Like all Canadians, people from Atlantic Canada want a strong and growing economy. They want a government that balances its books, pays down debt and has a plan to build an even stronger globally competitive and sustainable economy. The vitality of our economy largely depends on our small and medium businesses. Those businesses are definitely leading the way in tomorrow's economy by their strong leadership and precise management.

It is clear that many sensational ideas emerge from small and medium enterprise. The economy of Atlantic Canada largely depends on the success of its small and medium enterprises and their future development. Therefore, it is getting more important to make the capital required by our small and medium businesses available. The plan to ensure venture capital for early stage businesses is good news for the growing number of entrepreneurs in Atlantic Canada starting new enterprises and needing capital to take their good ideas to market.

Health continues to be an issue of primary importance for the Canadian people, as it should. The federal-provincial conference on health care was an opportunity to negotiate a 10-year agreement worth $41 billion. I would like to recognize both the remarkable effort the government has made in the negotiations leading to this agreement, and the cooperation of the provinces and territories toward improving the quality of life of our people.

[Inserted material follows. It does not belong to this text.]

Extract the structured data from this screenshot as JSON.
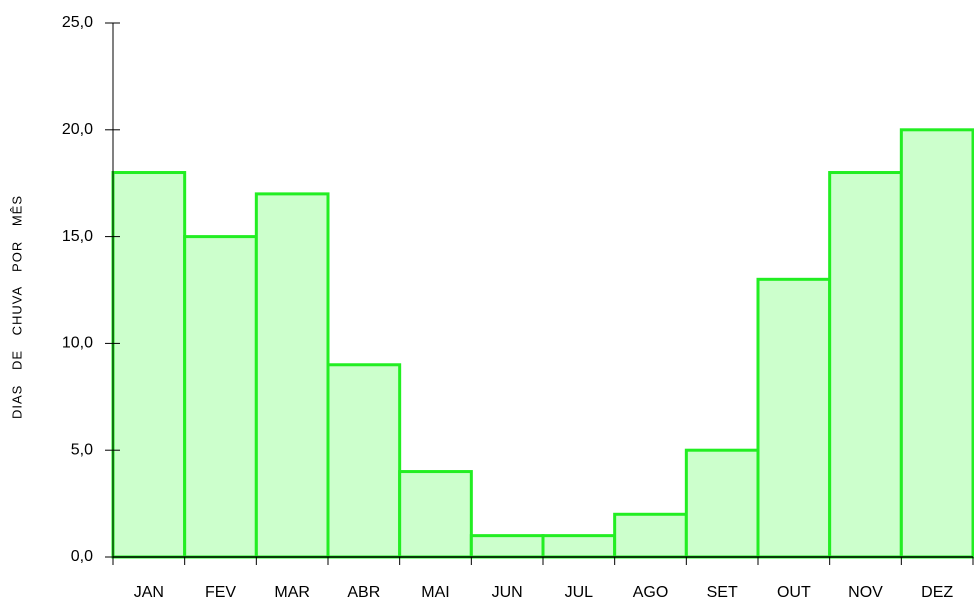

For the region of Atlantic Canada, this means an additional transfer of $2.5 billion over the next 10 years, in addition to a share in the $5.5 billion allocated through the wait times reduction fund.

This new agreement means a lot for a riding like Madawaska—Restigouche, with its aging population and recent serious cuts in certain services. I dare to hope that this agreement will being a breath of fresh air to the current situation in my riding with respect to health care. Many people have blamed the federal government for problems with health care. Today we can be proud; we have shown that we want to improve the level of health care services provided to all Canadians.

In conclusion, I want to emphasize the importance of our role as parliamentarians in ensuring that our constituents enjoy an improved quality of life. I also want to point out the remarkable work of this government which is presenting a vision in its throne speech that will make it possible to achieve tangible results for all Canadians.

The Environment October 6th, 2004

Mr. Speaker, first of all, I am extremely proud to have this opportunity to ask my first question as the member for Madawaska—Restigouche.

I am pleased to see that the Minister of the Environment has decided to appeal the Federal Court decision concerning the Belledune incinerator, and I congratulate him on that.

Can he tell us when the people of Belledune and of Restigouche will see an environmental assessment process put in place?